The legislation is designed to address the perception of vulnerability for some small businesses in their commercial dealings with larger counterparties.
Details of legislative changes
In relation to standard form contracts (including financial services contracts) the changes to the legislation apply when:
- at least one party to the contract is a small business (i.e. business employing fewer than 20 people)
- the upfront price payable under the contract is less than $300,000 or $1,000,000 if the duration of the contract is more than 12 months
- the contract is for a supply of goods or services, or a sale or grant of an interest in land
The importance of unfair contract protections
In general terms, small businesses may have very little leeway or power to negotiate terms when dealing with standard form contracts with larger businesses. Often entry into these types of contracts is offered on a ‘take it, or leave it’ basis. However, this legislation now provides some protection in favour of small businesses such that unfair terms may not be enforceable against them.
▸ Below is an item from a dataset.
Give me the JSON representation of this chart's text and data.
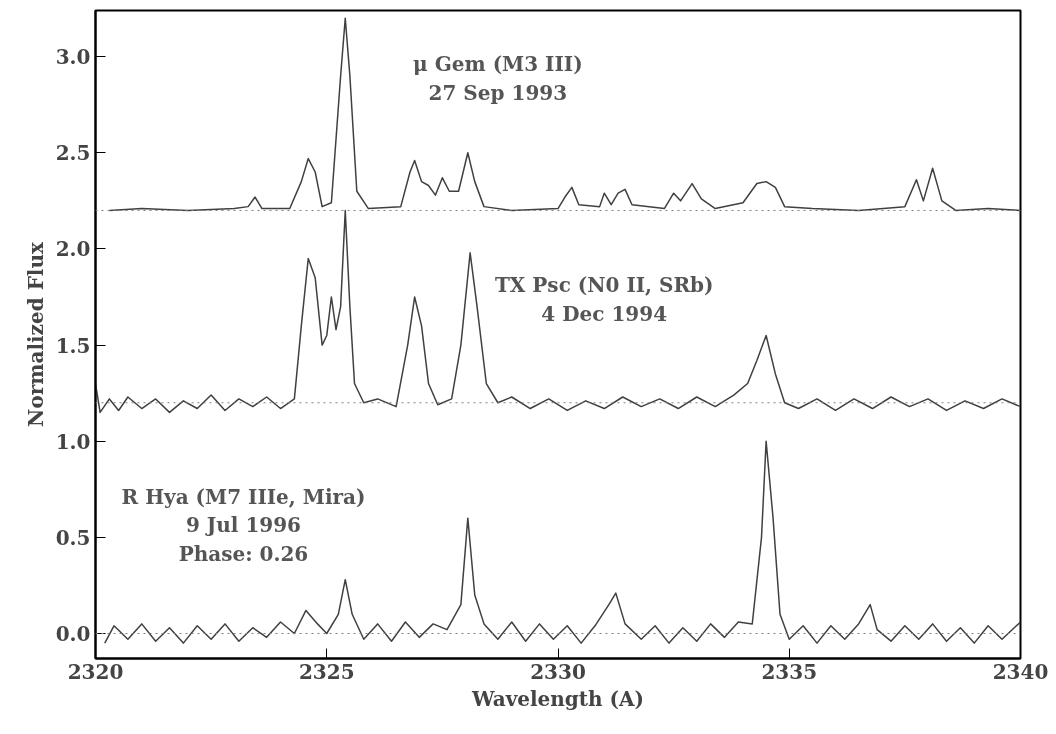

Under the Australian Consumer Law, a term is considered unfair if it:
- “would cause a significant imbalance in the parties’ rights and obligations, arising under the contract”;
- “is not reasonably necessary in order to protect the legitimate interests of the party who would be advantaged by the term”; and
- “would cause detriment (whether financial or otherwise) to a party, if it were to be applied or relied on” (refer s 24 Australian Consumer Law).
But what deems a term unfair? To make the determination, the court takes the whole contract into account and including whether the particular clause is ‘transparent’ – ie: in easy-to-understand English, legible and clear and readily available.
Understanding who the extension of the laws apply to
The legislative changes are applicable to:
- any contracts entered into on or after 12 November 2016;
- applicable contracts renewed on or after 12 November 2016 – for conduct after that date; and
- a term of an applicable contract which is varied on or after 12 November 2016 – for that term.
It’s important to note that laws will not apply to a pre-existing contract that is assigned on or after 12 November 2016, unless the incoming party enters into a new contract.
The consequences of a contract with unfair terms
The main ramification of determining that a term in a standard contract is unfair is that the term will be void.
However, the remainder of the contract will continue to bind the parties if the contract is able to operate without the unfair term.
If a term is found to be unfair by a court, there may be a range of orders made. These include:
- varying the contract;
- declaring part or all of the contract to be void; or
- a court refusing to enforce some or all of the terms of a contract.
The new legislation means that businesses dealing with small businesses (and small businesses themselves) should be mindful of potentially unfair provisions in their contracts and update them where appropriate to ensure enforceability.
Note: This insight contains commentary for general reference purposes only. It does not constitute legal advice and should not be relied on for any purpose. You should always seek specific legal advice based on your own individual circumstances.